Le sol avait brusquement disparut sous mes pieds, et je me raccrochai comme je pus à la première chose qui me tomba sous la main.
Je m’arrêtai juste à temps devant le gouffre qui s’étendait juste devant nous. Mais Malefoy n’eut pas cette chance et glissa.
- Scorpius ! hurlai-je.
Je me penchai au-dessus du bord et vit qu’il avait réussi à se raccrocher à des racines qui pendaient le long de la paroi. Je m’allongeai et lui tendis une main.
- Attrape ma main !
Il essaya plusieurs fois, mais il était trop loin pour m’atteindre. Je me penchai au maximum mais il restait hors de portée.
- Ne bouge pas, criai-je en me relevant.
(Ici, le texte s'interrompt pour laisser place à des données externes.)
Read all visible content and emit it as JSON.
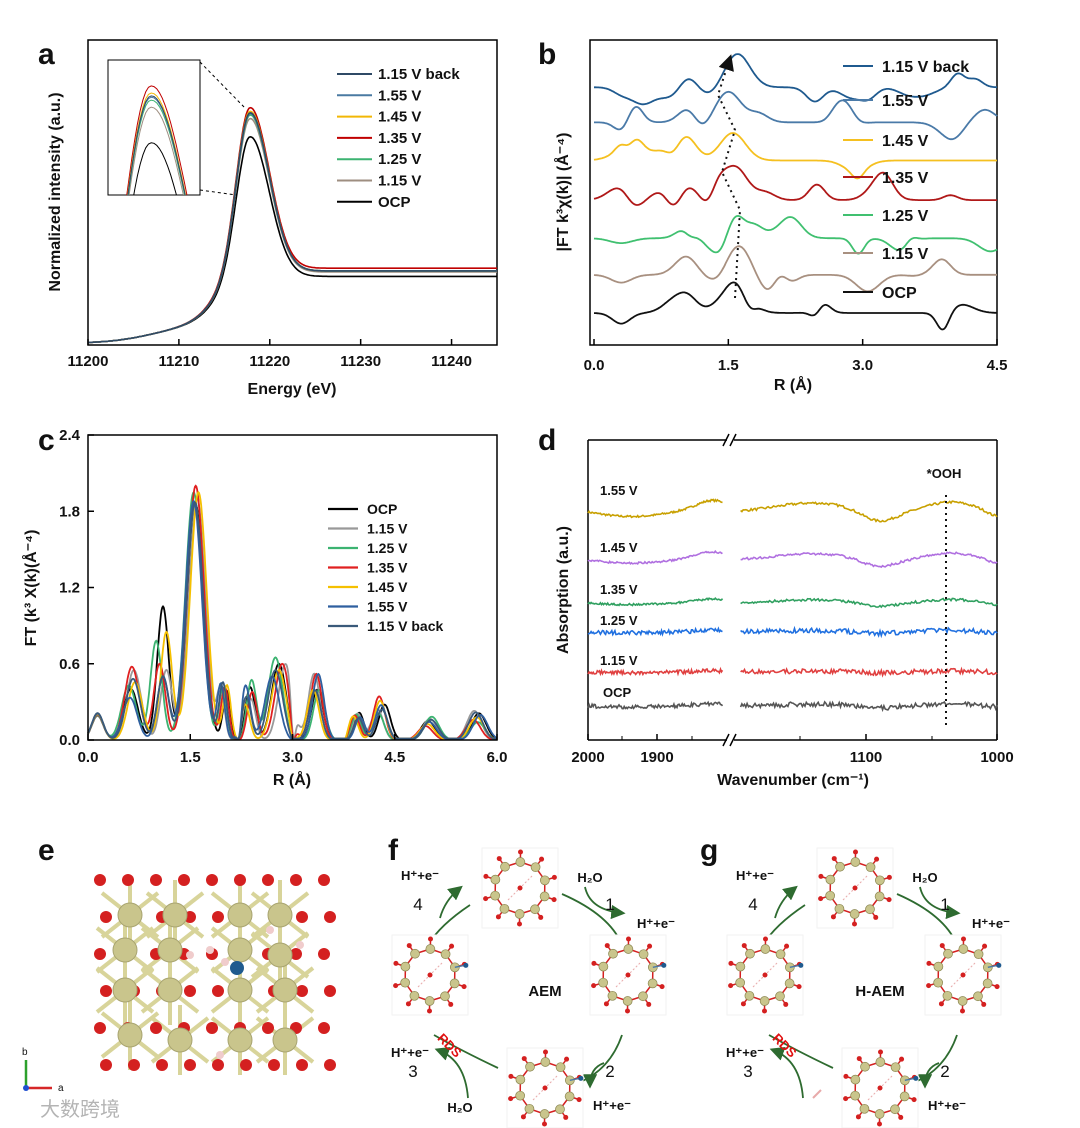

Je vais chercher de l’aide !
Je partis en courant, espérant qu’il tiendrait le coup jusque-là.
Je m’agrippai comme je pus tout en hurlant à Potter de revenir. Il n’allait quand même pas me laisser là ! Mais il ne revint pas et je dus me rendre à l’évidence.
J’allai mourir ici.
Je couru jusqu’à la trace noire, en ayant complètement oublié l’ombre qui nous poursuivait. Elle avait dû aller ailleurs, car je ne la vis pas.
Me souvenant soudain que j’avais une baguette, je la levai et émit des étincelles rouges. Pourvu que Hagrid les voit !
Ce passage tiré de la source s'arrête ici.